One master system had to take a provider-ID, "figure out who it meant," and return the proper surrogate key, which always corresponded 1:1 to a single person.

Sometimes, that same system had to go the other way ... "which (legacy) provider-ID should we give them when referring to [this_person_surrogate] in [that_system]?"

Each of the downstream systems was now re-coded to use these unambiguous surrogate keys to refer to persons, knowing that every other system would be using only the same surrogate value.

Within each system's database, auto-increment integers were conveniently used as primary and foreign keys, and these keys were of course never shared with any other system. The record for each "person" contained its surrogate.

Any request that one system made to another system always used the surrogate. No system ever knew what any other system's "primary keys" were.

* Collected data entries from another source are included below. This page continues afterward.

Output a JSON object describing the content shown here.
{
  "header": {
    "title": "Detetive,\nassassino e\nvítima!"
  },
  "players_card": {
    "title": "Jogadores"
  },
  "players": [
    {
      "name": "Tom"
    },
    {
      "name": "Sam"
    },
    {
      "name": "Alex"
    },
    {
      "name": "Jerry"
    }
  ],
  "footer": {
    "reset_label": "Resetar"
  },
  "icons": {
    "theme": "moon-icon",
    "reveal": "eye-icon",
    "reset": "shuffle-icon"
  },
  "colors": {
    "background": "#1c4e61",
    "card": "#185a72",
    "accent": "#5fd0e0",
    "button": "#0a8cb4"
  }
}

Carrying this concept one step further, surrogate keys were never published externally. The company eventually re-vamped its provider-ID system in an effort to clean up their mess, but when they did so we created a new provider-id "for public consumption," and tied those values to the surrogates just as we had done with the old IDs. Thus, the "purity" of the surrogates was not compromised, and the company didn't have to give its providers "ugly character strings."